Se le trascuraggini e disordini che tutto il dí nascer si veggiono dal pestifero morbo de la gelosia, non fossero a tutto il mondo manifesti e massimamente a voi, che cosí copiosamente nei passati giorni ne parlaste, quel dí che desinaste con il signor Alessandro Bentivoglio e con la signora Ippolita Sforza sua consorte nel lor giardino di porta Comasca, io mi sforzarei con piú lungo dire di fargli aperti e chiari. Ma perché voi gli sapete e conoscete manifestamente di quanto male la gelosia sia cagione, e come assai sovente il marito indebitamente ingelosito fa che la moglie, piena di stizza e di dispetto, diviene in tanta disperazione che si delibera di far de le cose che prima non averia pensato giá mai, io per or non ne dirò troppe cose. Voglio bene che chi ha moglie a lato, tenga aperti gli occhi e consideri le azioni di quella, e misuri destramente i passi e gli atti che gli vede fare, e con giudizioso occhio misuri e consideri il tutto, da ogni passione alieno, e che sovra il tutto metta mente che per sua dapocaggine e tristi portamenti non le dia occasione di far male. Deve anco considerare, sí come voi saggiamente alora diceste, che essa moglie non gli è data per ischiava né per serva, ma per compagna e per consorte.
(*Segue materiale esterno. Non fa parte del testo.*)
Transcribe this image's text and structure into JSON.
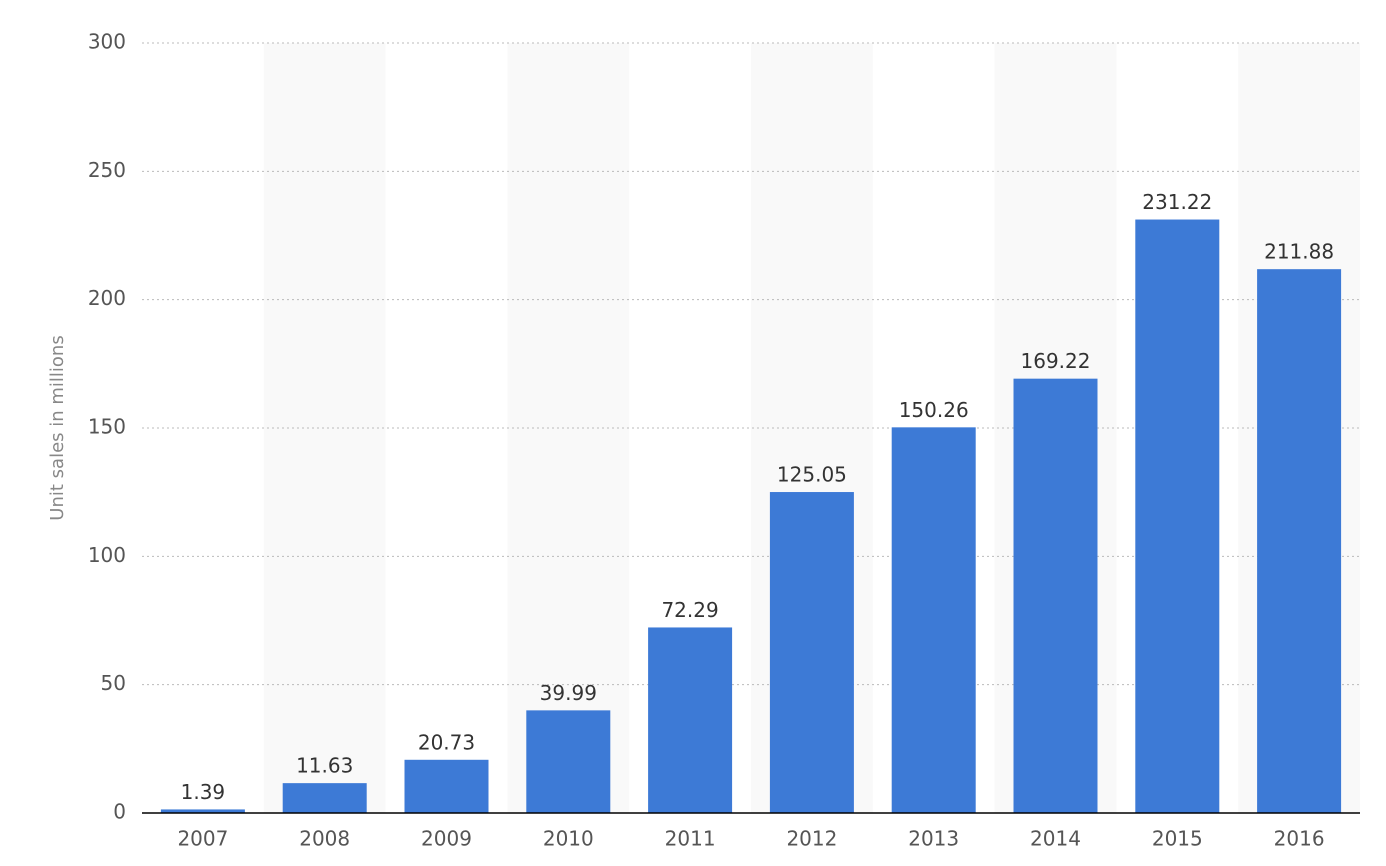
{
  "chart_data": {
    "type": "bar",
    "y_axis_label": "Unit sales in millions",
    "categories": [
      "2007",
      "2008",
      "2009",
      "2010",
      "2011",
      "2012",
      "2013",
      "2014",
      "2015",
      "2016"
    ],
    "values": [
      1.39,
      11.63,
      20.73,
      39.99,
      72.29,
      125.05,
      150.26,
      169.22,
      231.22,
      211.88
    ],
    "color": "#3d7ad6",
    "band_color": "#f9f9f9",
    "ylim": [
      0,
      300
    ],
    "yticks": [
      0,
      50,
      100,
      150,
      200,
      250,
      300
    ],
    "grid": true
  }
}
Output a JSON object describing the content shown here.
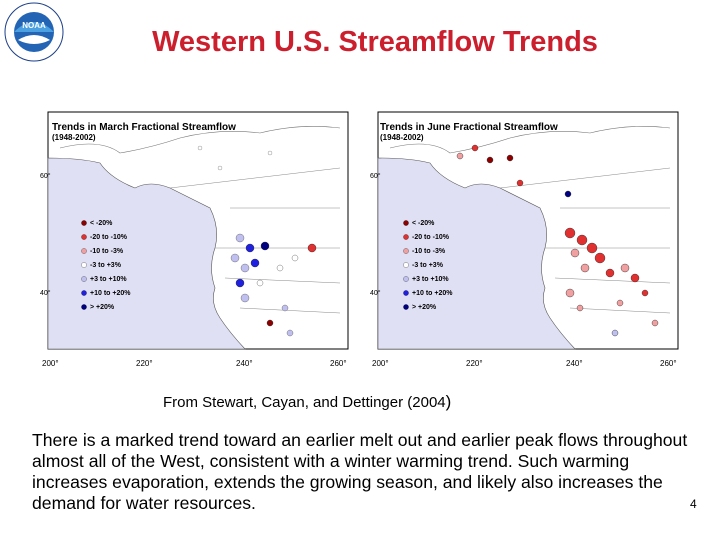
{
  "slide": {
    "title": "Western U.S. Streamflow Trends",
    "caption": "From Stewart, Cayan, and Dettinger (2004",
    "caption_paren": ")",
    "body": "There is a marked trend toward an earlier melt out and earlier peak flows throughout almost all of the West, consistent with a winter warming trend. Such warming increases evaporation, extends the growing season, and likely also increases the demand for water resources.",
    "page_number": "4",
    "logo_text": "NOAA",
    "logo_ring_text": "NATIONAL OCEANIC AND ATMOSPHERIC ADMINISTRATION · U.S. DEPARTMENT OF COMMERCE"
  },
  "maps": [
    {
      "title": "Trends in March Fractional Streamflow",
      "subtitle": "(1948-2002)",
      "y_ticks": [
        "60°",
        "40°"
      ],
      "x_ticks": [
        "200°",
        "220°",
        "240°",
        "260°"
      ],
      "legend": [
        "< -20%",
        "-20 to -10%",
        "-10 to  -3%",
        "-3 to  +3%",
        "+3 to +10%",
        "+10 to +20%",
        "> +20%"
      ]
    },
    {
      "title": "Trends in June Fractional Streamflow",
      "subtitle": "(1948-2002)",
      "y_ticks": [
        "60°",
        "40°"
      ],
      "x_ticks": [
        "200°",
        "220°",
        "240°",
        "260°"
      ],
      "legend": [
        "< -20%",
        "-20 to -10%",
        "-10 to  -3%",
        "-3 to  +3%",
        "+3 to +10%",
        "+10 to +20%",
        "> +20%"
      ]
    }
  ],
  "legend_colors": [
    "#8b0000",
    "#e03030",
    "#f0a0a0",
    "#ffffff",
    "#c0c0f0",
    "#2020e0",
    "#000080"
  ],
  "ocean_color": "#e0e0f5"
}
E, veramente, tutti i mariti che questa considerazione averanno e la metteranno in opera, potranno notte e dí sicuramente attendere agli affari loro, senza temere che le moglieri gli mandino a Corneto. E ragionandosi variamente dei mali che pervengon da la sfrenata gelosia, messer Venturino da Pesaro vostro soggetto, che de la lingua volgare si diletta, poi che voi in camera vi ritiraste, narrò una ridicola novella ma piacevole, la quale avendo scritta, ora vi mando e al vostro nome consacro in memoria de la mia servitú verso di voi. State sano.